O vice-governador travou um verdadeira batalha interna com outros três concorrentes e se sobressaiu; conseguiu reunir o maior número de apoios da classe política e se viabilizar também por um motivo nobre: lealdade aos programas de governo que estão sendo executados e seu compromisso com a continuidade da gestão do governador Flávio Dino.
“Nós temos um processo em curso, houve a reunião com os treze partidos quando nós definimos um procedimento de consultas e eu realizei essas consultas com atores políticos, personagens, lideranças, prefeitos, deputados, partidos e foi a partir dessa aferição que eu constatei que o vice-governador Carlos Brandão reunia a agregação política necessária, exatamente o que tenho defendida no plano nacional, ou seja, uma frente que seja capaz de aglutinar, aglutinar os setores mais populares, os setores a esquerda, porém convergindo em torno do centro político a afim de vencer as eleições”, disse o governador em recente entrevista à revista Carta Capital.
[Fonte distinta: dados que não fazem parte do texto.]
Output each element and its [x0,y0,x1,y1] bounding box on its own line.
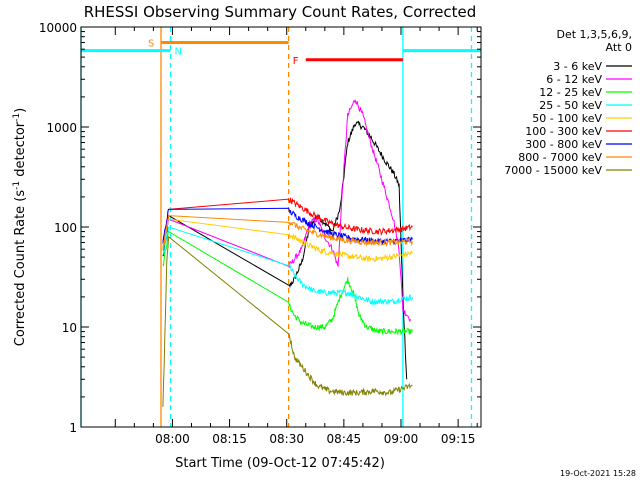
annotation-label-S: S [148,38,154,49]
legend-label-2: 12 - 25 keV [539,86,602,99]
legend-label-7: 800 - 7000 keV [518,151,602,164]
footer-timestamp: 19-Oct-2021 15:28 [560,469,636,478]
y-tick-label-4: 10000 [39,21,77,35]
x-tick-label-3: 08:45 [327,432,362,446]
axes: 08:00 08:15 08:30 08:45 09:00 09:15 1 10 100 1000… [39,21,481,446]
plot-area: S N F [80,27,481,427]
legend-label-4: 50 - 100 keV [532,112,602,125]
legend-label-5: 100 - 300 keV [525,125,602,138]
legend-title-line-1: Det 1,3,5,6,9, [556,28,632,41]
y-tick-label-1: 10 [62,321,77,335]
x-tick-label-4: 09:00 [384,432,419,446]
x-tick-label-0: 08:00 [155,432,190,446]
legend-label-8: 7000 - 15000 keV [504,164,602,177]
series-line-8 [162,235,413,407]
x-tick-label-5: 09:15 [441,432,476,446]
series-line-6 [162,207,413,245]
legend-label-3: 25 - 50 keV [539,99,602,112]
chart-title: RHESSI Observing Summary Count Rates, Co… [84,3,477,21]
annotation-label-F: F [293,56,299,67]
plot-frame [80,26,482,428]
series-line-2 [162,230,413,336]
series-line-5 [162,197,413,241]
y-tick-label-0: 1 [69,421,77,435]
annotation-label-N: N [175,47,182,58]
series-line-7 [162,215,413,251]
y-axis-label: Corrected Count Rate (s-1 detector-1) [12,108,28,346]
legend-label-0: 3 - 6 keV [553,60,602,73]
legend-label-1: 6 - 12 keV [546,73,602,86]
y-tick-label-3: 1000 [46,121,77,135]
y-tick-label-2: 100 [54,221,77,235]
x-tick-label-1: 08:15 [212,432,247,446]
series-line-0 [162,120,408,380]
legend-title-line-2: Att 0 [606,41,632,54]
series-line-4 [162,218,413,263]
series-line-3 [162,226,413,306]
legend-label-6: 300 - 800 keV [525,138,602,151]
series-line-1 [162,99,411,323]
x-tick-label-2: 08:30 [269,432,304,446]
x-axis-label: Start Time (09-Oct-12 07:45:42) [175,456,385,471]
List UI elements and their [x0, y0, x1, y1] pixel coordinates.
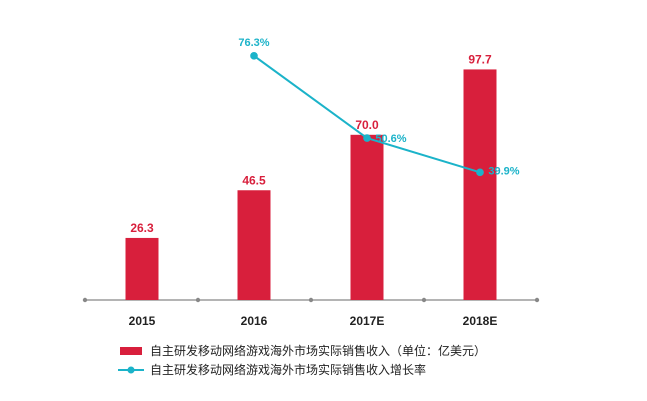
axis-tick-dot [82, 297, 88, 303]
legend-bar-label: 自主研发移动网络游戏海外市场实际销售收入（单位：亿美元） [150, 343, 486, 358]
x-tick-label: 2015 [129, 314, 156, 328]
x-tick-label: 2018E [463, 314, 498, 328]
data-labels: 26.3 46.5 70.0 97.7 76.3% 50.6% 39.9% [130, 37, 519, 235]
bar-value-label: 46.5 [242, 173, 266, 187]
x-tick-label: 2016 [241, 314, 268, 328]
growth-point [476, 168, 484, 177]
bar-2015 [125, 237, 159, 300]
legend: 自主研发移动网络游戏海外市场实际销售收入（单位：亿美元） 自主研发移动网络游戏海… [118, 343, 486, 377]
axis-tick-dot [308, 297, 314, 303]
bar-value-label: 26.3 [130, 221, 154, 235]
growth-point [250, 52, 258, 60]
bar-value-label: 97.7 [468, 52, 492, 66]
bar-2017e [350, 134, 384, 300]
x-tick-labels: 2015 2016 2017E 2018E [129, 314, 498, 328]
legend-line-marker [127, 366, 135, 374]
axis-tick-dot [195, 297, 201, 303]
legend-line-label: 自主研发移动网络游戏海外市场实际销售收入增长率 [150, 362, 426, 377]
growth-line-series [250, 52, 484, 177]
legend-bar-swatch [120, 347, 142, 355]
growth-value-label: 39.9% [488, 165, 519, 177]
growth-value-label: 76.3% [238, 37, 269, 49]
x-tick-label: 2017E [350, 314, 385, 328]
x-axis [82, 297, 540, 303]
bar-2016 [237, 190, 271, 300]
growth-value-label: 50.6% [375, 133, 406, 145]
bar-series [125, 69, 497, 300]
bar-value-label: 70.0 [355, 118, 379, 132]
axis-tick-dot [421, 297, 427, 303]
bar-2018e [463, 69, 497, 300]
axis-tick-dot [534, 297, 540, 303]
growth-point [363, 134, 371, 142]
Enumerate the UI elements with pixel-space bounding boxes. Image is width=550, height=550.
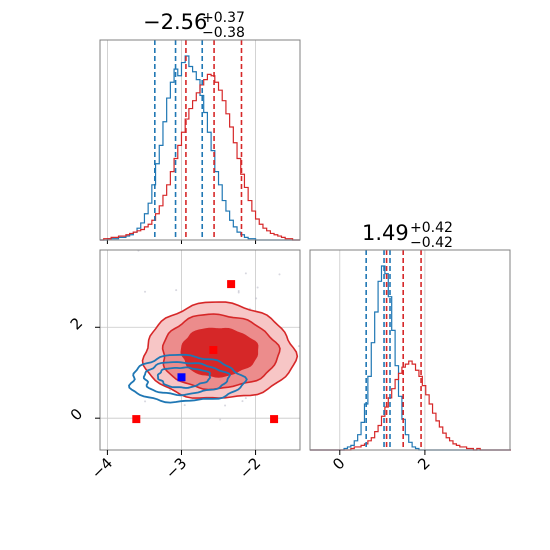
top-left-histogram-series-0 bbox=[100, 55, 300, 241]
top-left-histogram-series-1 bbox=[100, 73, 300, 241]
top-left-histogram-panel: −2.56 +0.37 −0.38 bbox=[99, 10, 301, 244]
scatter-point bbox=[219, 418, 222, 421]
scatter-point bbox=[194, 236, 196, 238]
scatter-point bbox=[358, 336, 360, 338]
blue-contour-level-1 bbox=[142, 361, 232, 397]
scatter-point bbox=[144, 290, 147, 293]
scatter-point bbox=[183, 404, 186, 407]
bottom-left-xtick-label-2: −2 bbox=[236, 454, 264, 482]
scatter-point bbox=[244, 272, 247, 275]
red-contour-level-2 bbox=[180, 327, 259, 378]
scatter-point bbox=[224, 404, 227, 407]
scatter-point bbox=[256, 286, 259, 289]
blue-contour-level-0 bbox=[128, 353, 248, 404]
scatter-point bbox=[241, 400, 244, 403]
bottom-left-ytick-label-0: 0 bbox=[67, 405, 86, 424]
marker-2 bbox=[132, 415, 141, 424]
marker-0 bbox=[227, 280, 236, 289]
scatter-point bbox=[255, 297, 258, 300]
top-left-panel-frame bbox=[99, 39, 301, 241]
top-left-title-value: −2.56 bbox=[143, 10, 207, 34]
scatter-point bbox=[237, 291, 240, 294]
marker-1 bbox=[209, 346, 218, 354]
scatter-point bbox=[175, 289, 178, 292]
scatter-point bbox=[168, 389, 171, 392]
marker-4 bbox=[177, 373, 186, 382]
marker-3 bbox=[270, 415, 279, 424]
blue-contour-level-2 bbox=[156, 366, 212, 389]
bottom-right-title-value: 1.49 bbox=[362, 221, 409, 245]
scatter-point bbox=[244, 397, 247, 400]
bottom-right-histogram-panel: 1.49 +0.42 −0.42 0 2 bbox=[309, 220, 511, 474]
bottom-right-panel-frame bbox=[309, 249, 511, 451]
bottom-right-title-upper: +0.42 bbox=[410, 220, 453, 236]
scatter-point bbox=[297, 345, 300, 348]
bottom-left-panel-frame bbox=[99, 249, 301, 451]
scatter-point bbox=[305, 303, 307, 305]
bottom-left-xtick-label-0: −4 bbox=[88, 454, 116, 482]
scatter-point bbox=[278, 273, 281, 276]
scatter-point bbox=[144, 400, 147, 403]
scatter-point bbox=[237, 289, 240, 292]
top-left-title-lower: −0.38 bbox=[202, 25, 245, 41]
bottom-left-contour-panel: −4 −3 −2 0 2 bbox=[67, 236, 360, 482]
bottom-right-xtick-label-0: 0 bbox=[329, 454, 348, 473]
bottom-right-xtick-label-1: 2 bbox=[414, 454, 433, 473]
bottom-right-title-lower: −0.42 bbox=[410, 235, 453, 251]
top-left-title-upper: +0.37 bbox=[202, 10, 245, 26]
bottom-left-xtick-label-1: −3 bbox=[162, 454, 190, 482]
bottom-left-ytick-label-1: 2 bbox=[67, 314, 86, 333]
bottom-right-histogram-series-1 bbox=[310, 360, 511, 451]
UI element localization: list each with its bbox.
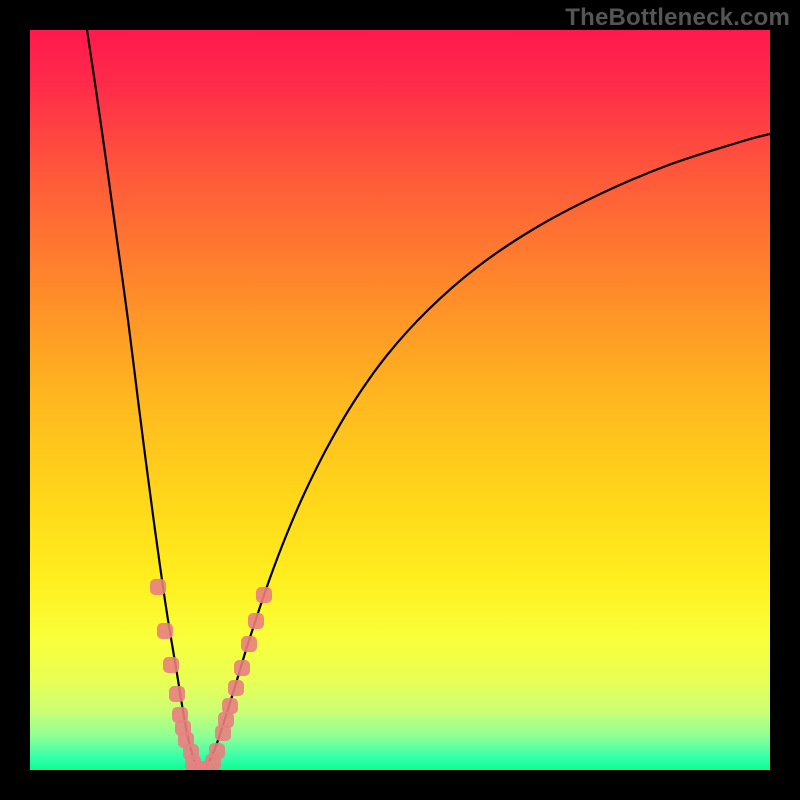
curve-left-branch — [87, 30, 201, 770]
data-marker — [157, 623, 173, 639]
curve-layer — [30, 30, 770, 770]
chart-container: TheBottleneck.com — [0, 0, 800, 800]
data-marker — [150, 579, 166, 595]
data-marker — [248, 613, 264, 629]
data-marker — [209, 743, 225, 759]
curve-right-branch — [201, 134, 770, 770]
data-marker — [241, 636, 257, 652]
data-marker — [163, 657, 179, 673]
data-marker — [169, 686, 185, 702]
watermark-text: TheBottleneck.com — [565, 4, 790, 32]
data-marker — [256, 587, 272, 603]
data-marker — [234, 660, 250, 676]
data-marker — [228, 680, 244, 696]
data-marker — [218, 712, 234, 728]
data-marker — [222, 698, 238, 714]
plot-area — [30, 30, 770, 770]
A pré-candidatura de Brandão turbinou já reunião de 29 de novembro quando o governador, apesar das pressões pelo adiamento da decisão do nome que representará o grupo, bateu o martelo e conclamou os partidos a formarem unidade, houve reclamação dos aliados do senador Weverton Rocha, mas Dino manteve sua posição e concedeu prazo de mais dois meses para os dirigentes de partidos debaterem internamente a possibilidade de consenso em torno do indicado. O prazo tá correndo e encerra dia 31 de janeiro.
Na luta interna, Brandão venceu a queda de braço que travou com Weverton Rocha (PDT), Felipe Camarão (PT) e Simplício Araújo (SD). A expectativa agora gira em torno da posição do pré-candidato do PDT que tem afirmado em suas incursões pelo interior do Maranhão que seu projeto não tem recuo, porém, há quem acredite na possibilidade dele desistir e se reagrupar.